Determinant of Abstract Matrix
I think what you did is almost perfectly correct. In any case, here is another way that uses induction. Let $A_n$ refer to the $n\times n$ matrix. The base case of the $2\times 2$ matrix is $\det A_2 =(x-1)$.
Now, for the inductive step lets look at $A_{n+1}$ and use the linearity of the determinant on the last entry of the last row. We have that $$\det\left[\begin{array}{ccccc} 1 & 1 & \cdots & 1 & 1\\ 1 & x & \cdots & x & x\\ \vdots & \vdots & \ddots & \vdots & \vdots\\ 1 & x & \cdots & (n-1)x & (n-1)x\\ 1 & x & \cdots & (n-1)x & nx\end{array}\right]=$$ $$\det\left[\begin{array}{ccccc} 1 & 1 & \cdots & 1 & 1\\ 1 & x & \cdots & x & x\\ \vdots & \vdots & \ddots & \vdots & \vdots\\ 1 & x & \cdots & (n-1)x & (n-1)x\\ 1 & x & \cdots & (n-1)x & (n-1)x\end{array}\right]+\det\left[\begin{array}{ccccc} 1 & 1 & \cdots & 1 & 1\\ 1 & x & \cdots & x & x\\ \vdots & \vdots & \ddots & \vdots & \vdots\\ 1 & x & \cdots & (n-1)x & (n-1)x\\ 0 & 0 & \cdots & 0 & x\end{array}\right]$$ The first determinant will be zero since two rows are the same. The second is $x\det A_n$.
Hope that helps,
Expand the determinant using the usual sum-product formula. Each term in this expansion results by picking some permutation $\pi$. If $\pi(1) = 1$ then the term will be of the form $Cx^{n-1}$, otherwise it will be of the form $Cx^{n-2}$ (since $\pi(1) \neq \pi^{-1}(1)$). Therefore the determinant is of the general form $$ Ax^{n-1} + Bx^{n-2} = x^{n-2} (Ax + B). $$ Substituting $x = 1$, we get that the first two rows are equal, and so the determinant is $0$. So the determinant has the general form $$Cx^{n-2}(x-1).$$ The coefficient of $x^{n-1}$ is clearly equal to the determinant of the $(1,1)$-minor, and if we substitute $x = 1$ we will get a matrix whose determinant is $C$.

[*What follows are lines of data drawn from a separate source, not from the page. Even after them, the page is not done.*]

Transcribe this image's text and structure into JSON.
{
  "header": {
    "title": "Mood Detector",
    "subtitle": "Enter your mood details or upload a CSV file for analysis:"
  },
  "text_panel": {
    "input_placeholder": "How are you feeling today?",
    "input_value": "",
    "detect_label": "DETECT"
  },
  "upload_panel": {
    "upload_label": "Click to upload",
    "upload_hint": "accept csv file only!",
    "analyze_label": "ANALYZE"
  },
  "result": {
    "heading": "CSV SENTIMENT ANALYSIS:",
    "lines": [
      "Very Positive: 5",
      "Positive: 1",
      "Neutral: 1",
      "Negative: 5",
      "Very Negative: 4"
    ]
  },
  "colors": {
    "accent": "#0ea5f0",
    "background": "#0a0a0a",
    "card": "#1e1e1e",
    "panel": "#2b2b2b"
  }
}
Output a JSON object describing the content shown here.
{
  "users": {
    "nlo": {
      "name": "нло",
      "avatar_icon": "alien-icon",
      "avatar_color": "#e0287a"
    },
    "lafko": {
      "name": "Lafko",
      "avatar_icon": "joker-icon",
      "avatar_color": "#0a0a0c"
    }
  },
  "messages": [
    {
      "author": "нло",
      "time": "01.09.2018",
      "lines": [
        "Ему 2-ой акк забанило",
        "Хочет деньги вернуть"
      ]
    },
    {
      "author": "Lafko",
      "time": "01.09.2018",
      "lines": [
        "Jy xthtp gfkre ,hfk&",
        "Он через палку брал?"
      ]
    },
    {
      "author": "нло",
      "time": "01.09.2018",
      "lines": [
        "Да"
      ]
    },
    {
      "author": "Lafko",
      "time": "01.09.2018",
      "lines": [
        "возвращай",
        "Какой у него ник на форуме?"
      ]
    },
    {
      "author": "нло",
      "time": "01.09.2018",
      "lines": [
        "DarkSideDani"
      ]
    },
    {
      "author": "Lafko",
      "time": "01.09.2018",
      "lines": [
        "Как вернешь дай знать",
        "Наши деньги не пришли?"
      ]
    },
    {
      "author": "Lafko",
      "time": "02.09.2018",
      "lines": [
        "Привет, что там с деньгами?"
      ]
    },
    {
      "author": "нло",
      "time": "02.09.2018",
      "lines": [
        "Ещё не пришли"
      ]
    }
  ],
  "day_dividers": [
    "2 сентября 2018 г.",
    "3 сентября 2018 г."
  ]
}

As mentioned in another answer, it is very easy to see that the determinant of the matrix is $1$. First we subtract the first row from all other rows. This leaves a lone $1$ on the first row at the first column, so we can erase the first row and column. Continuing this way, we eventually reach the singleton $1$ matrix.